Do you guys have any way to read intake air temps?

I think any air intake system these days is pretty much hype. Sure, I have one but its more of a free flowing filter more than anything else. Cruising around town, my temps are around 100 degrees. I get on it and they sky rocket to near 200 degrees. And this is a filter thats completely sealed off that sits inside a box and only draws air from the fender well and by the tire.

A true cold air intake would be more of a ram air type set up or something with a scoop. I saw somewhere a member with a 6.5 had a custom designed scoop for his with drilled fender vents that actually looked very good.

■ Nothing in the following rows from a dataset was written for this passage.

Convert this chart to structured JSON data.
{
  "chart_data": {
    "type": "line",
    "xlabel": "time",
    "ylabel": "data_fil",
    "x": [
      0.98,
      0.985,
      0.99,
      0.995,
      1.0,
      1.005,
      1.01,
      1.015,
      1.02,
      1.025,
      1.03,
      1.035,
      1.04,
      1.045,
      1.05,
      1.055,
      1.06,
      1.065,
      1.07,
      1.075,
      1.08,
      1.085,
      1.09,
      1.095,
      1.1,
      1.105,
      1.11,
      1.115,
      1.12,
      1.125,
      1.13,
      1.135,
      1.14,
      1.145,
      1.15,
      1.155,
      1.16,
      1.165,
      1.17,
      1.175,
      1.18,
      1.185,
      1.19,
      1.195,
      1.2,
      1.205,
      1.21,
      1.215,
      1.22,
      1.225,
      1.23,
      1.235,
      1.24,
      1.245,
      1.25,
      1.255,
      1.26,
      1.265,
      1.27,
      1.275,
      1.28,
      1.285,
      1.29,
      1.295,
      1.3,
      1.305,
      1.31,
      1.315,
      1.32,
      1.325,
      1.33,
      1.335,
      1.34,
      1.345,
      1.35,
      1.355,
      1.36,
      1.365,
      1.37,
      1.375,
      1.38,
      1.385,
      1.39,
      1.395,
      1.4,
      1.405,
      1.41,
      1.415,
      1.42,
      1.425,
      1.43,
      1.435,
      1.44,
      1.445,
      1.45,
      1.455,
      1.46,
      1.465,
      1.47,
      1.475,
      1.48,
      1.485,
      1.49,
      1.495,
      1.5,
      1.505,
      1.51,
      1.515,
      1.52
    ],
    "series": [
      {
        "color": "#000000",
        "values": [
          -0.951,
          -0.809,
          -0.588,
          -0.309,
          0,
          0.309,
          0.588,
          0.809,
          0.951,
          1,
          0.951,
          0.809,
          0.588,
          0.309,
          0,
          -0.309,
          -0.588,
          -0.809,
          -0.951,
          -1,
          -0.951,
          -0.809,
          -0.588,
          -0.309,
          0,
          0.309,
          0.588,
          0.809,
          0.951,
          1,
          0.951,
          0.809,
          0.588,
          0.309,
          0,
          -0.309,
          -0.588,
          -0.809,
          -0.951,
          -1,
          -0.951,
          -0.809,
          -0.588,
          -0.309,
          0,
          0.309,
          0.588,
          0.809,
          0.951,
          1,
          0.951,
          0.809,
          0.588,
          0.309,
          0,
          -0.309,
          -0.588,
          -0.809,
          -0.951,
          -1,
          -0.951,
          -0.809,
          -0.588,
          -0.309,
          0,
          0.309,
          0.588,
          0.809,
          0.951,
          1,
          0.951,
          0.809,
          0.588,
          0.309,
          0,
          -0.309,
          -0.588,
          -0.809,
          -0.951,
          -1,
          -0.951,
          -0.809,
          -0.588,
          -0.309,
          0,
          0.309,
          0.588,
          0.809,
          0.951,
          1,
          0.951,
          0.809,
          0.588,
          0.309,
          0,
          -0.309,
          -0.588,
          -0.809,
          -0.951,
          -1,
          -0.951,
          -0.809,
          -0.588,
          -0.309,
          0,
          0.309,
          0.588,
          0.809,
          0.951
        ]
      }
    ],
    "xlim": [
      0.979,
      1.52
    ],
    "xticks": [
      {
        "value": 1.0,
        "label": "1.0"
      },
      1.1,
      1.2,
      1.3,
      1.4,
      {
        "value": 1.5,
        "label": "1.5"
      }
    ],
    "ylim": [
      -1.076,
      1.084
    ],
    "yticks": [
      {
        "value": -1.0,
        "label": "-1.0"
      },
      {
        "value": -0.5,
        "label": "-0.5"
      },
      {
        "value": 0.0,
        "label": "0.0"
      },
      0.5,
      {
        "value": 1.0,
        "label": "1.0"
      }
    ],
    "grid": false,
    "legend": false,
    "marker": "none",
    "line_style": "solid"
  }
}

Yes with scanner we can read IAT, and there is a difference, when using cold vs hot air,

Remember 6.5s have no IC unless you add it, or add WMI to aid in post compression cooling, most time unless it is a hot day 95+ or towing hard 10+ psi boost you can get by with underhood air.

The 6.5 defuels hard around 275F IAT and that limits you to about 50^3mm/1000 stokes max fuel delivery from the IP which sort of "limps" the truck until you turn key off and reset the limp mode, then truck runs hot as unknowing 6.5ers keep trying to pour max fuel via APP go pedal not good for longevity.

No code with the limp mode, you have to be looking at a scanner to see that limp fuel max rate has been set for the truck, seeing the 50mm where you would expect to see more.

Circle begins, turbo isn't getting fuel to make the boost you want, yet driver keeps asking for max fuel, engine struggles to pull load with "limped fuel rate" it can't and heat goes up, run this scenario often enough & things can go boom, sort of what gave the 6.5 it's bad rap.
 
I was told that removing that screen is worth a 15% increase in air flow. I know in vehicles I've owned in the past, I've always removed the screens.
 
Its some kind of air foil thats supposed to slow down the air flow through the tube. Its supposed to redirect the air flow into some kind of pattern to where it flows better or something. You can pop it out with a flat head screw driver. If you take it out, put it up to your mouth and blow through it and put your hand through the other side and you'll see just how much air its restricting.

I've taken it out of every vehicle I've had one in.
 
You wont get any CEL or anything. I did this to my 99 Tahoe that I had, my 2000 Pontiac Grand Prix GTP 3.8 supercharged, 2000 Impala 3.8, and 94 Caprice 9C1 5.7 LT1. On every vehicle, there was a noticeable increase in throttle response. Its just another way for the factory to keep the power on tap.
 
Nah it's emissions crap, only 1500s and Kalifornia emissions LD2500s have them, best thing is to run a F chip or PCM even stock, emissions junk goes away, and your max fuel rate goes from 56^3mm/1000 to 63^3mm/1000 and some will hit 76mm if you get lucky.